The 14th Venice Biennale opened June 7 and runs into November, the lalapalooza of world architecture, this year curated by Dutch starchitect Rem Koolhaas. The usual suspects of architecture criticism have had their go at it, and it has proved disappointing to some of them.
I grab for readers’ delectation three essayists from Archnewsnow’s ongoing bag of biennale coverage: Sarah Williams Goldhagen, who wrote “Critique: Rem’s Rules” for Architectural Record; Pulitzer winner Julie V. Iovine, who wrote “Just the Fundamentals” for the Wall Street Journal; and Aaron Betsky, who wrote “I Went to the Venice Architectural Biennale and All I Got Was This Elegy” for Architect magazine.
Rem Koolhaas’s theme for the biannual event was that modern architecture had replaced the national characteristics of our world’s collection of built environments with a globalized sameness.
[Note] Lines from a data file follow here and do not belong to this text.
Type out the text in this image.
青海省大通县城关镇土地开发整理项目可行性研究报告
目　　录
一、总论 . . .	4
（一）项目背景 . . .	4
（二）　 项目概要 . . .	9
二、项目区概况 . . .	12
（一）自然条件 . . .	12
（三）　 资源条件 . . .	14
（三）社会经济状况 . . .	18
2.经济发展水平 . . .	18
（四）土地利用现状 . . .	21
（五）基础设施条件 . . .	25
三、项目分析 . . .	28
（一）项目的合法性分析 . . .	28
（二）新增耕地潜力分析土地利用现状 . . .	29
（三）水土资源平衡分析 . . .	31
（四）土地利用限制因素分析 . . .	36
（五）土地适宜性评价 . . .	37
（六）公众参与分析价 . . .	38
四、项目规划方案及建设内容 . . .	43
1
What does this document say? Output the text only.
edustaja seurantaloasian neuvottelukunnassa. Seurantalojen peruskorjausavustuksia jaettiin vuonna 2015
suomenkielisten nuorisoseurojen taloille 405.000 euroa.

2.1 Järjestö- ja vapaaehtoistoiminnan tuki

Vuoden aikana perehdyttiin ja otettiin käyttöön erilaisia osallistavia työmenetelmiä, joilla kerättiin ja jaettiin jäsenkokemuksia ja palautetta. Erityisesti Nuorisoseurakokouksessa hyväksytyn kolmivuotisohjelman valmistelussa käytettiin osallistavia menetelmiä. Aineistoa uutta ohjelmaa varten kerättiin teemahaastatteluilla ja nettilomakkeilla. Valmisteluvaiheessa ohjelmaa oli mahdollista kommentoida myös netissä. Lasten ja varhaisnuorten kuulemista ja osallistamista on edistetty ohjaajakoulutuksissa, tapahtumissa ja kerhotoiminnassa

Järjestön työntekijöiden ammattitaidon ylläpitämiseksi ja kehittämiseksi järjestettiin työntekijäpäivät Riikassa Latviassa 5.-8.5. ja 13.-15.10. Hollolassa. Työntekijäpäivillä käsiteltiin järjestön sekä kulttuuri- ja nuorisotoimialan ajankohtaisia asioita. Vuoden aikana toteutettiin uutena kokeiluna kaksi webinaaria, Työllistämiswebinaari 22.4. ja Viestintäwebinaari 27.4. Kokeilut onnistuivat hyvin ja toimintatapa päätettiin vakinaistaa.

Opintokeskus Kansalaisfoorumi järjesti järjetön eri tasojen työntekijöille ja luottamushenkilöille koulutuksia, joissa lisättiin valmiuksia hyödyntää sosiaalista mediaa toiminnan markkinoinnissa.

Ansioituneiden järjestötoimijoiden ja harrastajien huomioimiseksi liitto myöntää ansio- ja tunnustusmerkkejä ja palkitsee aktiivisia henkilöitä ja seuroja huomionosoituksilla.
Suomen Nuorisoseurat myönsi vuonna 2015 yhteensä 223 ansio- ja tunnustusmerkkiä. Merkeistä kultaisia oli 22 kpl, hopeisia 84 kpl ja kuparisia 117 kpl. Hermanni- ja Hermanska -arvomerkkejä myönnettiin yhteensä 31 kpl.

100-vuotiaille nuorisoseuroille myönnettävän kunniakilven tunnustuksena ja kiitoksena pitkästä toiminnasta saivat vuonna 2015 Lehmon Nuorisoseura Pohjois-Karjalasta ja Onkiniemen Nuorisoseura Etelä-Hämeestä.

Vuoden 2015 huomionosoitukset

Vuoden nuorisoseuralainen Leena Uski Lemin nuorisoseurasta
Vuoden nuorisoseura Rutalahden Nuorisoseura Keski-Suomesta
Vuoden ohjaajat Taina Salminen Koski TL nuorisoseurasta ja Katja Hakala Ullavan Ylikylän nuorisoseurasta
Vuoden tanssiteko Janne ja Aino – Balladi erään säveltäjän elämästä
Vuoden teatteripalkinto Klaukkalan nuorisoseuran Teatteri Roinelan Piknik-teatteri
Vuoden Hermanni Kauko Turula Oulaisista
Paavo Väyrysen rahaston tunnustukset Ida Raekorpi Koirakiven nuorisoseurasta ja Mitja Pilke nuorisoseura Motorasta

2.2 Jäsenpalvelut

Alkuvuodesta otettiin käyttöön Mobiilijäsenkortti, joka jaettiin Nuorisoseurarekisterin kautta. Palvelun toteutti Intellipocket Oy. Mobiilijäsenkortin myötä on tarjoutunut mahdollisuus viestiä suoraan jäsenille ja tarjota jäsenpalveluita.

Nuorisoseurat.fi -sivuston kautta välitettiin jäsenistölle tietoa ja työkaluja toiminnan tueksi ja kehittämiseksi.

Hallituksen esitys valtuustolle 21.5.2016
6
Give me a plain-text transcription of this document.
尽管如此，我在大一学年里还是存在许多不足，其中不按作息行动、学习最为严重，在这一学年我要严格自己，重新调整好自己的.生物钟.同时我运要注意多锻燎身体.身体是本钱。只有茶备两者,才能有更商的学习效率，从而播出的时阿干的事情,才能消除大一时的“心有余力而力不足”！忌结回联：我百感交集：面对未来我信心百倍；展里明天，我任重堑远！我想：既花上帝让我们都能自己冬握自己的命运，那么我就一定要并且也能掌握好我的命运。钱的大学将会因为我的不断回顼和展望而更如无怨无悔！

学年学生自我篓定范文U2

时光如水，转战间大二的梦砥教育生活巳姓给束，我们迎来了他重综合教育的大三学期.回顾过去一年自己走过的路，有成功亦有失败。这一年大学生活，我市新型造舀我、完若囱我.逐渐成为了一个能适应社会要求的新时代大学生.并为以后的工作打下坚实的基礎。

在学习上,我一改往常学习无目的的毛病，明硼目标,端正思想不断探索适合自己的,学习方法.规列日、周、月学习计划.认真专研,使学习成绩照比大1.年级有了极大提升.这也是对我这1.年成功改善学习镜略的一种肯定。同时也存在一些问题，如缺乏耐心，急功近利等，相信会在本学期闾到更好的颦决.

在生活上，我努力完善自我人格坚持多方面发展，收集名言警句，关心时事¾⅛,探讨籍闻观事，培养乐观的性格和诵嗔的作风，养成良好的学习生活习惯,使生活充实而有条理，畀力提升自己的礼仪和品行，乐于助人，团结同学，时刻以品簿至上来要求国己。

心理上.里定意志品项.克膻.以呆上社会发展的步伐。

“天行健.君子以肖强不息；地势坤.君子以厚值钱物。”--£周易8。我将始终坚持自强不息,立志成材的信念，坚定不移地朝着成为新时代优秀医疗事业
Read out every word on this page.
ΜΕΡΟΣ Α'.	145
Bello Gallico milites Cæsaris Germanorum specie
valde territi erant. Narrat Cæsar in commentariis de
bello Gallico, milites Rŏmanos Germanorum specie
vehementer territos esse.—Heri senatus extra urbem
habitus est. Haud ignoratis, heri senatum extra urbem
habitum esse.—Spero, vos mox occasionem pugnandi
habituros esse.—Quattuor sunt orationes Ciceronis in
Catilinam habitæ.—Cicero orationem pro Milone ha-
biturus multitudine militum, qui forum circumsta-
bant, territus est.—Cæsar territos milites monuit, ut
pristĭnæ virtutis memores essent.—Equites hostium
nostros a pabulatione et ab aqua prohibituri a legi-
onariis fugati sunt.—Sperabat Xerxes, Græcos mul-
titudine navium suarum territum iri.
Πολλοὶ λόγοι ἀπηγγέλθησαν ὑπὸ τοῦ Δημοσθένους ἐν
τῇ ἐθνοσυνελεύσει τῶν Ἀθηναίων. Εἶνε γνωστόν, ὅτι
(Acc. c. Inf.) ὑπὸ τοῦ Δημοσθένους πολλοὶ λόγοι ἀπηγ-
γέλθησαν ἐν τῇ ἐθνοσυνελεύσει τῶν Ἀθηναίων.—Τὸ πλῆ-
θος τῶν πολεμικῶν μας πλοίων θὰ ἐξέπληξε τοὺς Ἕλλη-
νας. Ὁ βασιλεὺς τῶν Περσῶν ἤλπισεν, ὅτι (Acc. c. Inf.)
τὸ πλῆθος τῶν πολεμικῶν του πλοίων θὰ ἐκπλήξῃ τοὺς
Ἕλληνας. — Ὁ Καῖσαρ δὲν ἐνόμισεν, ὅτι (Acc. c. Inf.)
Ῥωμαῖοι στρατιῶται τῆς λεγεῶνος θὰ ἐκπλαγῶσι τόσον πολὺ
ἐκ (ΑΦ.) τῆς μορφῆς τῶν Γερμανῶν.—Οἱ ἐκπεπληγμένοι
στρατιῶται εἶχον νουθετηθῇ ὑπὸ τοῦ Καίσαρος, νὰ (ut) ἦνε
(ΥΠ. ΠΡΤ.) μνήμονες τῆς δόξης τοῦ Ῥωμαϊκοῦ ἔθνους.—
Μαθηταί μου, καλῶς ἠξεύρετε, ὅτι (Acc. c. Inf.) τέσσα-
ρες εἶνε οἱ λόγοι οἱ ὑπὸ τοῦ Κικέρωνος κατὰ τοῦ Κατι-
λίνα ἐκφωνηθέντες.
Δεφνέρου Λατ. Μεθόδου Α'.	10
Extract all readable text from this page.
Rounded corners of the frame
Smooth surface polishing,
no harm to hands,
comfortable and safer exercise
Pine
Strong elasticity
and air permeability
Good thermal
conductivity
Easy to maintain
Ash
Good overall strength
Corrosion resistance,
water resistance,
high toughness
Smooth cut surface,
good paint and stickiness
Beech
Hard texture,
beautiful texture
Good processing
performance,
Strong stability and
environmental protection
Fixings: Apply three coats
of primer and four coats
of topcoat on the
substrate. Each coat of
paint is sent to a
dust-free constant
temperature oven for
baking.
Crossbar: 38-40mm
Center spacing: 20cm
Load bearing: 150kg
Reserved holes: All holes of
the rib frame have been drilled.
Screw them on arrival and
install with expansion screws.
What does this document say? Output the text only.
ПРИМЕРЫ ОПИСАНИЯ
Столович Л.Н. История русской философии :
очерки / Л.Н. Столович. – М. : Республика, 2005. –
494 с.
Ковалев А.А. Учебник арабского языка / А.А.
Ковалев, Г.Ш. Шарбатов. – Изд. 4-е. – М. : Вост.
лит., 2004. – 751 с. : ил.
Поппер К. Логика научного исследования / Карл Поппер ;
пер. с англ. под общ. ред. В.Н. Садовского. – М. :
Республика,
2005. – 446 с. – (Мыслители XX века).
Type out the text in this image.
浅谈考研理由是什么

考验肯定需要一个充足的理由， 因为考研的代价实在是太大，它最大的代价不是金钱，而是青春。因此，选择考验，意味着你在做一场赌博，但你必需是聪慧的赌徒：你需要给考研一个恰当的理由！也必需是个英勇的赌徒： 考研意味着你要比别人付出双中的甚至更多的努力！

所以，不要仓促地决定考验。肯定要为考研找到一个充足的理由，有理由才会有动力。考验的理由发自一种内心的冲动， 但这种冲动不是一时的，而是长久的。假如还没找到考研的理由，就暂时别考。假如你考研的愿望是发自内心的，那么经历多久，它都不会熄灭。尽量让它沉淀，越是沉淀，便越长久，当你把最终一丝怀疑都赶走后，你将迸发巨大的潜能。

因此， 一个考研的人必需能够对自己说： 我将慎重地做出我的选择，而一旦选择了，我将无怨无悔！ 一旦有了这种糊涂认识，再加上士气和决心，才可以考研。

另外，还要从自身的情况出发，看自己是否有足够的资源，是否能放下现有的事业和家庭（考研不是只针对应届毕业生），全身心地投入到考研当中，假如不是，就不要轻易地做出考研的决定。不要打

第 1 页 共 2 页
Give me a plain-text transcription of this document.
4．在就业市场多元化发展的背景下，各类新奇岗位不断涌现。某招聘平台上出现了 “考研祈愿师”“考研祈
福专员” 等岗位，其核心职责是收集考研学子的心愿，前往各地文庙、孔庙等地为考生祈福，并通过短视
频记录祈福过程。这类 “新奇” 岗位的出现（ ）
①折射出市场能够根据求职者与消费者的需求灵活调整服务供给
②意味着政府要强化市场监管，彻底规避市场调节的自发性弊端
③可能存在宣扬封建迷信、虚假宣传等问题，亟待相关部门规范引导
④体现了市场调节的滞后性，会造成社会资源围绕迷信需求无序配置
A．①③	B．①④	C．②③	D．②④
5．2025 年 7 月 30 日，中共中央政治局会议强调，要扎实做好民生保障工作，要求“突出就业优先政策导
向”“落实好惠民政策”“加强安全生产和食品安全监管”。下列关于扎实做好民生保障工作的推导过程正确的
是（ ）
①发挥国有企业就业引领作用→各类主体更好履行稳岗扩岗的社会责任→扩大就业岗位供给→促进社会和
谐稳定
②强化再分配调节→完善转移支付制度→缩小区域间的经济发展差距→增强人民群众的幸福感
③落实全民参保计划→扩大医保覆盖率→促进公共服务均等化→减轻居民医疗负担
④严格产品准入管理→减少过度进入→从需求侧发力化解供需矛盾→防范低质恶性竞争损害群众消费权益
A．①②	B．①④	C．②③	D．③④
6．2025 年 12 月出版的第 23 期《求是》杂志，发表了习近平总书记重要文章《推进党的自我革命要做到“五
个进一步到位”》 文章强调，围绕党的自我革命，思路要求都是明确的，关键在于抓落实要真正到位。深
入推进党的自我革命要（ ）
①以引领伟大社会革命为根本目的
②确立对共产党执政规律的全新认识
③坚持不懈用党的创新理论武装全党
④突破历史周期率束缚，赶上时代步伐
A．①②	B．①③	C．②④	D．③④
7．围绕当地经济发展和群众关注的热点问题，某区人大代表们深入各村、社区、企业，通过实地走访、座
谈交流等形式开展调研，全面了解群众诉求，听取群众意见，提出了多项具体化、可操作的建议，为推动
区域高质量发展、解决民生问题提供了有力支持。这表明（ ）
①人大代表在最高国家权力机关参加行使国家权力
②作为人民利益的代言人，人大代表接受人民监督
He wanted each nation with a pavilion to analyze that truth from its own regional perspective. The biennale is usually just a glorified runway for the strutting of the latest in architectural fashion, but Koolhaas is architecture’s intellectual bad boy, often allowing home truths about modern architecture to “slip” out of his discourse, and this year’s biennale theme was typical.
Koolhaas seems to draw architecture critics to put their depth chops on display, and so I will let readers plunge into these three critiques on their own. They are all deeply amusing. I will only say that Iovine let the cat out of the bag when she revealed the depressing fact that so many of the exhibits at the biennale were about the past! – as I suppose you would expect from an event whose theme is about how style has evolved as a representation of national character. To me it seems obvious that Rem’s big crime this year was to introduce a lot of traditional architecture. This posed the risk of allowing visitors to feel the inevitable charm of traditional and classical styles over the usual tedious, sterile, ugly modernist styles that visitors are expected to pretend to drool over. Apparently, this was just a little too obvious for our three critics to bear, and they have grumbled accordingly, not without some worthy insights, of course, but all sporting more than a mere soupcon of angst. So please enjoy each of them in their own way!